The barotropic vorticity equation assumes the atmosphere is nearly barotropic, which means that the direction and speed of the geostrophic wind are independent of height. In other words, there is no vertical wind shear of the geostrophic wind. It also implies that thickness contours (a proxy for temperature) are parallel to upper level height contours. In this type of atmosphere, high and low pressure areas are centers of warm and cold temperature anomalies. Warm-core highs (such as the subtropical ridge and the Bermuda-Azores high) and cold-core lows have strengthening winds with height, with the reverse true for cold-core highs (shallow Arctic highs) and warm-core lows (such as tropical cyclones).

A simplified form of the vorticity equation for an inviscid, divergence-free flow (solenoidal velocity field), the barotropic vorticity equation can simply be stated as

$\frac{D \eta}{D t} = 0,$

where D/Dt is the material derivative and

$\eta = \zeta + f$

is absolute vorticity, with ζ being relative vorticity, defined as the vertical component of the curl of the fluid velocity and f is the Coriolis parameter

$f = 2 \Omega \sin \varphi,$

where Ω is the angular frequency of the planet's rotation (Ω = 0.7272×10^-4 s^{−1} for the earth) and φ is latitude.

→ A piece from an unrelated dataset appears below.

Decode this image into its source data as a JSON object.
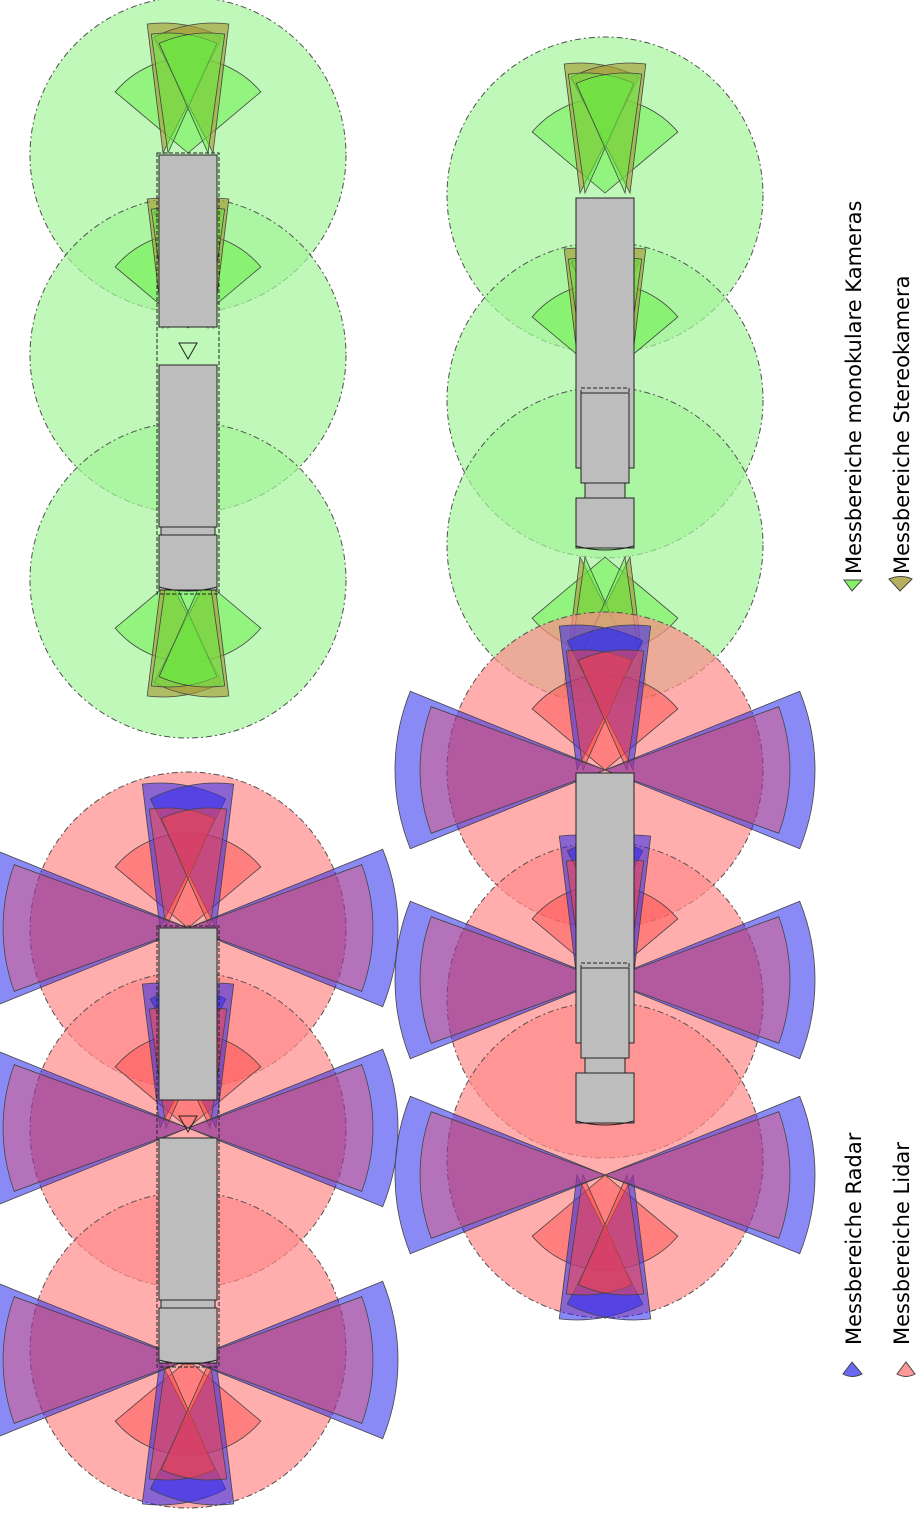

In terms of relative vorticity, the equation can be rewritten as

$\frac{D \zeta}{D t} = -v \beta,$

where β = ∂f/∂y is the variation of the Coriolis parameter with distance y in the north–south direction and v is the component of velocity in this direction.

In 1950, Charney, Fjørtoft, and von Neumann integrated this equation (with an added diffusion term on the right-hand side) on a computer for the first time, using an observed field of 500 hPa geopotential height for the first timestep. This was one of the first successful instances of numerical weather prediction.